Ele já foi chamado de "Esqueleto", de "Elefante Branco" e até de "Castelo Mal Assombrado". Hoje, possui um nome oficial, mais solene e nobre: é o Palácio das Araucárias. Localizado no Centro Cívico de Curitiba, o edifício permaneceu, por muitos anos, invisível aos olhos das autoridades. Mas, esse descaso não se refletiu nas atitudes dos curitibanos. Eles nunca deixaram de olhar para a estrutura inacabada. De aparência inóspita, o prédio também abrigava vidas.

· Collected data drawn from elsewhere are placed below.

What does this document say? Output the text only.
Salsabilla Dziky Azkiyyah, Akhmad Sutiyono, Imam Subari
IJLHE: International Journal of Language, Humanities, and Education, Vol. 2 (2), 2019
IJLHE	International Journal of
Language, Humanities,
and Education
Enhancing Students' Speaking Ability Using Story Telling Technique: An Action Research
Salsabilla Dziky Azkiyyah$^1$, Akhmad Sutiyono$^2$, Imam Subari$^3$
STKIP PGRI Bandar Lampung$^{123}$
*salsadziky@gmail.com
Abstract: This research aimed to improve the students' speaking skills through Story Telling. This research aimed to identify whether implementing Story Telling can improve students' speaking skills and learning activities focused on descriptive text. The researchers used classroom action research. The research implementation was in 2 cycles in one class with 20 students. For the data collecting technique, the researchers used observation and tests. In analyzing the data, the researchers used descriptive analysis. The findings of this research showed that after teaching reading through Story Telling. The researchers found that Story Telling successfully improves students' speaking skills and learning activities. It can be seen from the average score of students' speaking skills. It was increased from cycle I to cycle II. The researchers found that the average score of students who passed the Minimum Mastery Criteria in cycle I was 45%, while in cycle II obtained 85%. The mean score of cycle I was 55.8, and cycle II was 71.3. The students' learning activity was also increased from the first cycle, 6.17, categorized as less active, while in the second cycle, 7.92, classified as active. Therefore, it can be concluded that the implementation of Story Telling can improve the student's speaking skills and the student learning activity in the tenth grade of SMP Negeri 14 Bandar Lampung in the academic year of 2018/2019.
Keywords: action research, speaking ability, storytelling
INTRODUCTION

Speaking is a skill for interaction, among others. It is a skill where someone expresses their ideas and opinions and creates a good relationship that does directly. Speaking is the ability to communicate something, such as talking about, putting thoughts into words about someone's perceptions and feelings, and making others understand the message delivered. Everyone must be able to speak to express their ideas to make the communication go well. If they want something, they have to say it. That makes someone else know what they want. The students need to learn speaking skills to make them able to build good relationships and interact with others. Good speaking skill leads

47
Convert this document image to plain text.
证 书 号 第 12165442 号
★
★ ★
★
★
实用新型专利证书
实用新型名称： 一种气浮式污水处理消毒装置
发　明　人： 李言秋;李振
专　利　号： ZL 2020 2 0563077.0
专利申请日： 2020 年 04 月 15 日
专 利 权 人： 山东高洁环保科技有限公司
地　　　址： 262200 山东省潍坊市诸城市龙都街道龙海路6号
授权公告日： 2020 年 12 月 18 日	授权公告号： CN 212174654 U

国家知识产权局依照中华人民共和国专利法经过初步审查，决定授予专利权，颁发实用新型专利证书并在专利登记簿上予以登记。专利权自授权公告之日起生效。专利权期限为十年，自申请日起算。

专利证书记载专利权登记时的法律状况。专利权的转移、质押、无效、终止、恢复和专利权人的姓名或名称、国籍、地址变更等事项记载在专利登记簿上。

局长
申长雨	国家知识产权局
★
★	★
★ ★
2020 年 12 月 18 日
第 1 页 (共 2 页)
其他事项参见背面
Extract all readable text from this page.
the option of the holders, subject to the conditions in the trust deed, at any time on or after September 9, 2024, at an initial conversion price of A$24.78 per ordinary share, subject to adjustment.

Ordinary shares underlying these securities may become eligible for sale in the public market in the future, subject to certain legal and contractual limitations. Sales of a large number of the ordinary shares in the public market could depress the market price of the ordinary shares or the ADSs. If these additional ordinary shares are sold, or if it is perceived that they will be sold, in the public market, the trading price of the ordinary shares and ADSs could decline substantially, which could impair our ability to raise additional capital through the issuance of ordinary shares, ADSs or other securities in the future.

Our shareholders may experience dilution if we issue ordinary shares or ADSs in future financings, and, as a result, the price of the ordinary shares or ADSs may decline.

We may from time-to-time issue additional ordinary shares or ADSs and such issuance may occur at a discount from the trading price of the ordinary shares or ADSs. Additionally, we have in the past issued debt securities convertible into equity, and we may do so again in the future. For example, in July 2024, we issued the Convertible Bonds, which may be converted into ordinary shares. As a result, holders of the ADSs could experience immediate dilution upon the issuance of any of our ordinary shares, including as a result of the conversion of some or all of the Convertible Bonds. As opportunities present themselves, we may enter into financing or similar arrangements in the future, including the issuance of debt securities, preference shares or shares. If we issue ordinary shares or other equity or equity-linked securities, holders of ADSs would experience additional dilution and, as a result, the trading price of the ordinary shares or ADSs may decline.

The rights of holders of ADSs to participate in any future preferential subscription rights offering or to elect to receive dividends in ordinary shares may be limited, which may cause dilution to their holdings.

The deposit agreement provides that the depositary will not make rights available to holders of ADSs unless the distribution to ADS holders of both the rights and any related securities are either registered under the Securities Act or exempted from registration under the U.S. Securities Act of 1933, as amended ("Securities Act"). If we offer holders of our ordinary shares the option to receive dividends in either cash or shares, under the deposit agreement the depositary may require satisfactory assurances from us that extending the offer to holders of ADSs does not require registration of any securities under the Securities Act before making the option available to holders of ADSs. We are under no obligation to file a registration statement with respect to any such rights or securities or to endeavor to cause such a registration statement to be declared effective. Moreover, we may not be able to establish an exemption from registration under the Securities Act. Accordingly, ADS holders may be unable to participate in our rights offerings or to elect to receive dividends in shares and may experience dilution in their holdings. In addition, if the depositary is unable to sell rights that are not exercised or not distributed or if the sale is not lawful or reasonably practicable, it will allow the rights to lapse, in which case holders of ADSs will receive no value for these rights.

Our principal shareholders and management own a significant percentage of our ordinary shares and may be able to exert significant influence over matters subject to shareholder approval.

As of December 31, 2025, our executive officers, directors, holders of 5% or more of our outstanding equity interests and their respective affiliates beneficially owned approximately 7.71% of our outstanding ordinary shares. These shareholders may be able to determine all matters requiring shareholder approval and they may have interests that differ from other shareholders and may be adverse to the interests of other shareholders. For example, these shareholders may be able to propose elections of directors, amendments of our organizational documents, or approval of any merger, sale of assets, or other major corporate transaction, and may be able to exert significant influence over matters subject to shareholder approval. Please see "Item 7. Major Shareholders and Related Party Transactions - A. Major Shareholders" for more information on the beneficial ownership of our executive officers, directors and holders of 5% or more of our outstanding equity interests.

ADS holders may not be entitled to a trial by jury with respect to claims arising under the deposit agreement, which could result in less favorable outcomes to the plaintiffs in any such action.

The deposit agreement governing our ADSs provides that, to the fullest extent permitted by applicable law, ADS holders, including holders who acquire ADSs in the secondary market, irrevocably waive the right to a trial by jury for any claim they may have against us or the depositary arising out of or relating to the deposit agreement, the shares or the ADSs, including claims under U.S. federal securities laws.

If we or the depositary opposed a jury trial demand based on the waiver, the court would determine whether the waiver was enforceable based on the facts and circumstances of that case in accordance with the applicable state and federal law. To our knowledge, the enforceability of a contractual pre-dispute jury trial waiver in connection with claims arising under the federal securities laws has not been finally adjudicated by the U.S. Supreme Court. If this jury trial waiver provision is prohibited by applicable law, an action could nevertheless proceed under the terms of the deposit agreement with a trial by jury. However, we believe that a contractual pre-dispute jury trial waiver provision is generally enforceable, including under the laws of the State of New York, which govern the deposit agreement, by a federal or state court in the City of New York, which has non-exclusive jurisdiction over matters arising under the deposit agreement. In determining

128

O terreno do Palácio foi espaço das brincadeiras de criança de Irani Weinhardt, moradora do bairro há 61 anos. A praça Nossa Senhora da Salete, local onde estão localizados os prédios do governo, era a extensão da casa de dona Irani. "Tinha muito barro, capim alto e aquela flor marrom na ponta, de brejo mesmo." Ali ela andava de bicicleta, caçava rã com os primos e dividia o espaço com animais de circo quando o picadeiro fazia a alegria das crianças na cidade. A base do Palácio das Araucárias era o seu quintal. E, como diria o escritor israelense Amós Oz, "há mais verdade no quintal do que no jardim da frente".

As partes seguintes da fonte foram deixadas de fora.